Late infantile neuronal ceroid lipofuscinosis type 2 (CLN2) is one of a group of inherited, neurodegenerative, lysosomal storage disorders collectively referred to as Batten disease. It is a rare autosomal recessive disease caused by a deficiency of tripeptidyl peptidase 1 (TPP1) enzyme, due to a mutation in the TPP1 gene. It is characterized by seizures, ataxia, language delays, blindness, and early death. Language delay and seizures are typically the initial symptoms and usually present between the ages of 2 and 4 years of age. Visual impairment may begin as early as 4 years, leading to blindness by age 7 to 10 years. Children generally succumb to the disease by the mid-teenage years.
The tripeptidyl peptidase 1 (TPP1) gene provides instructions for making tripeptidyl peptidase 1 enzyme, which is an inactive enzyme. This enzyme, found in the cells' lysosomes, breaks down peptides into amino acids. A deficiency of this enzyme decreases the breakdown of peptides and thereby causes peptide accumulation in the lysosomes. These accumulations cause cell damage and eventually cell death, particularly in the nerve cells. The progressive death of nerve cells in the brain leads to the signs and symptoms of CLN2 disease.
Cerliponase alfa (Brineura®) was approved April 27, 2017 to slow the loss of ambulation in symptomatic individuals 3 years of age and older with late infantile neuronal ceroid lipofuscinosis type 2 (CLN2). It is a proenzyme, taken up by target cells in the central nervous system (CNS), and translocated to the lysosomes where it is activated. The activated form then cleaves the proteins, preventing the accumulation of lysosomal storage materials.

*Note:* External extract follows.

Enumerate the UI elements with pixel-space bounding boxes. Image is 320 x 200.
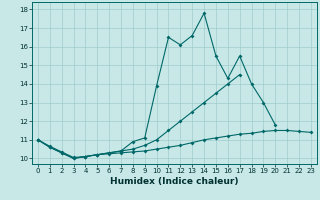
X-axis label: Humidex (Indice chaleur): Humidex (Indice chaleur) [110,177,239,186]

Cerliponase alfa (Brineura®) is administered to the cerebrospinal fluid by intraventricular infusion at a dose of 300 mg once every other week.
CLINICAL TRIALS
The efficacy of cerliponase alfa (Brineura®) was studied over 96 weeks in a non-randomized, single-arm, dose-escalation study with extension consisting of 24 individuals, aged 3 to 8 years, with symptomatic late infantile neuronal ceroid lipofuscinosis type 2 (CLN2), confirmed by TPP1 deficiency. Results of the Brineura®-treated group were compared to the scores of untreated individuals from an independent natural history cohort, consisting of 42 individuals. The matched efficacy population consisted of 21 treated individuals matched to an untreated individual based on baseline age, genotype, and motor CLN2 score. Assessment for decline in the motor domain of the CLN2 Clinical Rating Scale was done at 48, 72, and 96 weeks. Decline was defined as having an unreversed 2-point decline or an unreversed score of 0 in the motor domain of the CLN2 Clinical Rating Scale. The results showed that when compared to the natural cohort group at 96 weeks, 21/21 (100%) of the matched Brineura®-treated individuals had an absence of 2-point decline in motor language (ML) score compared with 9/21 (43%) of the untreated individuals. Also, the majority (95%) of the Brineura®-treated individuals demonstrated sustained ambulation, as evidenced by less than a 2-point decline in the CLN2 motor domain score.
OFF-LABEL INDICATIONS
There may be additional indications contained in the Policy section of this document due to evaluation of criteria highlighted in the Company’s off-label policy, and/or review of clinical guidelines issued by leading professional organizations and government entities.